Contraction in SR vs GR I've always had a bit of fuzziness concerning relativistic contraction which I will try to put into words.
Iiuc in SR, moving objects contract in the direction of their travel, as measured by rulers at rest w.r.t. said objects. A traveling ruler when compared to the static one will appear shorter, and if we imagine a set of clocks in the moving frame spaced 1m apart in that frame, they will appear closer together in the rest frame. Thus in SR objects contract and if we take the spaced clocks as a metric then the moving frame is entirely contracted as well. To observers traveling in the moving frame however everything appears 'normal', with no contraction.
But in GR iiuc it is only space, and not objects, that contracts in the presence of a $g$-field. A ruler in the presence of (for instance) a constant $g$-field will not contract as compared to the same ruler when not in the $g$-field. But a set of meter-spaced clocks in a region of no $g$-field, will be closer together when in the presence of a $g$-field, as measured by the (non-contracting) ruler in the same g-field.
If objects were also contracted in GR, then (for instance) its hard for me to understand how LIGO could work, since the light between the mirrors would get squished just as much as the space between the mirrors was squished, and you wouldn't be able to measure any effect.
Have I got this right?
 A: You are muddling two different issues I think.

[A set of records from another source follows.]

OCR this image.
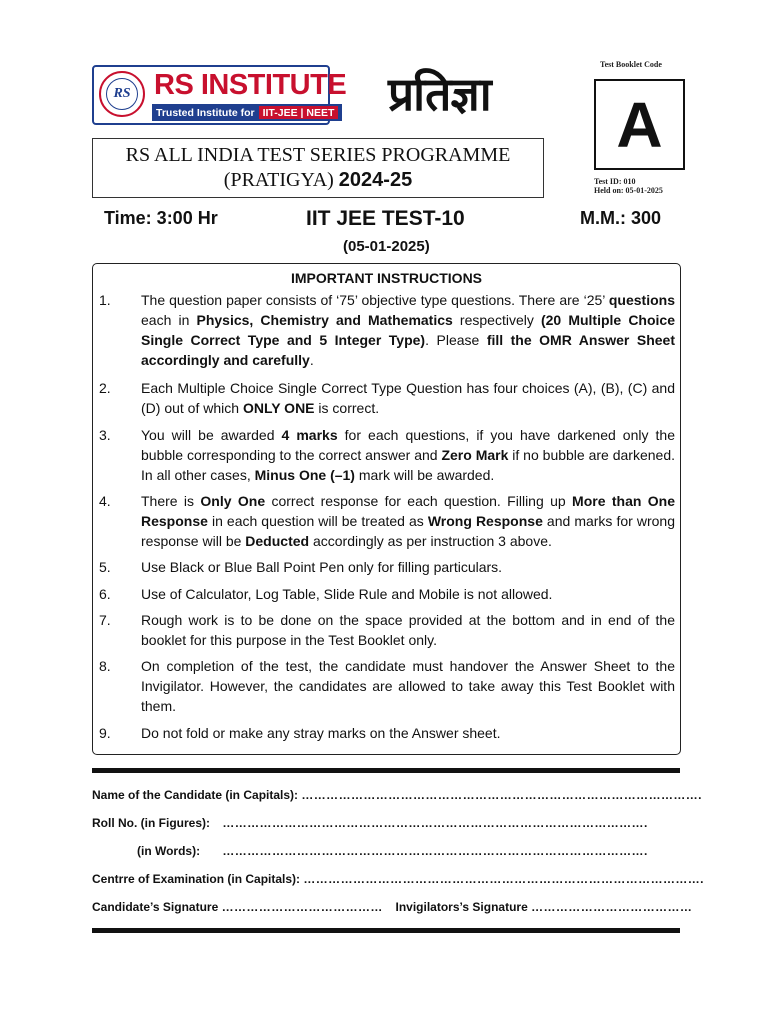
RS RS INSTITUTE
Trusted Institute for IIT-JEE | NEET प्रतिज्ञा
Test Booklet Code
A
Test ID: 010
Held on: 05-01-2025
RS ALL INDIA TEST SERIES PROGRAMME
(PRATIGYA) 2024-25
Time: 3:00 Hr	IIT JEE TEST-10
(05-01-2025)
M.M.: 300
IMPORTANT INSTRUCTIONS
1. The question paper consists of ‘75’ objective type questions. There are ‘25’ questions each in Physics, Chemistry and Mathematics respectively (20 Multiple Choice Single Correct Type and 5 Integer Type). Please fill the OMR Answer Sheet accordingly and carefully.
2. Each Multiple Choice Single Correct Type Question has four choices (A), (B), (C) and (D) out of which ONLY ONE is correct.
3. You will be awarded 4 marks for each questions, if you have darkened only the bubble corresponding to the correct answer and Zero Mark if no bubble are darkened. In all other cases, Minus One (–1) mark will be awarded.
4. There is Only One correct response for each question. Filling up More than One Response in each question will be treated as Wrong Response and marks for wrong response will be Deducted accordingly as per instruction 3 above.
5. Use Black or Blue Ball Point Pen only for filling particulars.
6. Use of Calculator, Log Table, Slide Rule and Mobile is not allowed.
7. Rough work is to be done on the space provided at the bottom and in end of the booklet for this purpose in the Test Booklet only.
8. On completion of the test, the candidate must handover the Answer Sheet to the Invigilator. However, the candidates are allowed to take away this Test Booklet with them.
9. Do not fold or make any stray marks on the Answer sheet.
Name of the Candidate (in Capitals): …………………………………………………………………………………….
Roll No. (in Figures): ………………………………………………………………………………………….
(in Words): ………………………………………………………………………………………….
Centrre of Examination (in Capitals): …………………………………………………………………………………….
Candidate’s Signature ………………………………… Invigilators’s Signature …………………………………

All of SR appears also in GR.
If you have a pair of parallel lines (such as the worldlines of the ends of an object of fixed proper length and constant velocity) then the distance from a point on the first straight line to a point on the second straight line parallel will depend on which points you pick. The contraction called Lorentz contraction is closely connected to this fact. The quantity called by us the "length" of the object is the distance between between events on the two worldlines that are simultaneous in the reference frame in which the length is being given. This distance comes out longest in the frame where the object is at rest.  All this applies equally well to GR as to SR. The only new feature here in GR is that you must also allow for curvature effects when the distances involved are not small compared to the local radii of curvature of spacetime.
Now let's consider gravitational waves and detectors such as LIGO and VIRGO.

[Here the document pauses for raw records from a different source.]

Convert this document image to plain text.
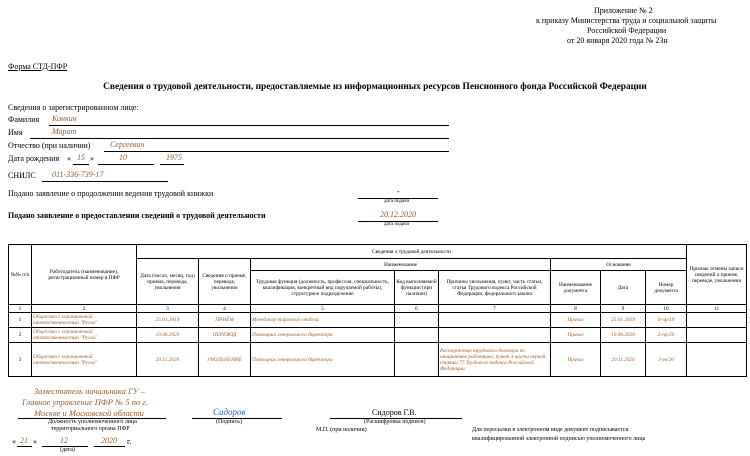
Приложение № 2
к приказу Министерства труда и социальной защиты
Российской Федерации
от 20 января 2020 года № 23н
Форма СТД-ПФР
Сведения о трудовой деятельности, предоставляемые из информационных ресурсов Пенсионного фонда Российской Федерации
Сведения о зарегистрированном лице:
Фамилия Конкин
Имя	Марат
Отчество (при наличии) Сергеевич
Дата рождения « 15 »	10	1975
СНИЛС 011-336-739-17
Подано заявление о продолжении ведения трудовой книжки	-
дата подачи
Подано заявление о предоставлении сведений о трудовой деятельности	20.12.2020
дата подачи
№№ п/п	Работодатель (наименование), регистрационный номер в ПФР	Сведения о трудовой деятельности								Признак отмены записи сведений о приеме, переводе, увольнении
		Дата (число, месяц, год) приема, перевода, увольнения	Сведения о приеме, переводе, увольнении	Наименование			Основание			
				Трудовая функция (должность, профессия, специальность, квалификация, конкретный вид поручаемой работы), структурное подразделение	Код выполняемой функции (при наличии)	Причины увольнения, пункт, часть статьи, статья Трудового кодекса Российской Федерации, федерального закона	Наименование документа	Дата	Номер документа	
1	2	3	4	5	6	7	8	9	10	11
1	Общество с ограниченной ответственностью "Ругли"	25.01.2019	ПРИЁМ	Менеджер торгового отдела			Приказ	25.01.2019	6-пр/19	
2	Общество с ограниченной ответственностью "Ругли"	10.06.2020	ПЕРЕВОД	Помощник генерального директора			Приказ	10.06.2020	2-пр/20	
3	Общество с ограниченной ответственностью "Ругли"	20.11.2020	УВОЛЬНЕНИЕ	Помощник генерального директора		Расторжение трудового договора по инициативе работника, пункт 3 части первой статьи 77 Трудового кодекса Российской Федерации	Приказ	20.11.2020	3-ув/20	
Заместитель начальника ГУ –
Главное управление ПФР № 5 по г.
Москве и Московской области
Должность уполномоченного лица
территориального органа ПФР
Сидоров
(Подпись)
Сидоров Г.В.
(Расшифровка подписи)
М.П. (при наличии)	Для пересылки в электронном виде документ подписывается
квалифицированной электронной подписью уполномоченного лица
« 21 »	12	2020 г.
(дата)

The mirrors in these interferometers are constrained in the vertical direction but not in horizonal direction. In the horizontal direction they are in free-fall. That is, there is no horizontal force on the mirrors except for gravity (if you want to call gravity a force, which you do not have to do).
When a gravitational wave passes by, the proper distance between the freely-falling mirrors oscillates. This is not Lorentz contraction; it is owing to spacetime curvature. An ordinary ruler, or the steel vacuum tubes which define the arms of the interferometer, will also have all its particles pushed a little together and then apart in an oscillatory motion as the wave passes by. However this gravitational squeezing and stretching involves tiny forces, so the lengths of the tubes (and of any ordinary ruler made of a stiff material such as steel) do not change except by an amount very much smaller than the amount by which the distance between the mirrors changes. Therefore the net effect is that the mirrors move relative to the steel tubes.
If there were an observer passing by Earth at high speed, then they would find that the lengths of the interferometer arms have the Lorentz contraction associated with the relative motion of observer and Earth. This contraction is purely to do with directions in spacetime and it is irrespective of whether there is any gravitational wave passing by. When a wave comes along, such an observer agrees that the mirrors move relative to the tubes. This motion is owing to the tidal force of gravity which is present when the gravitation is not uniform, and in the case of a wave the tidal force oscillates.
A: Laser light is already relativistically contracted with respect to LIGO. Therefore, its contraction is not phase-locked to the apparatus reference frame sensing gravity waves of much longer wavelength.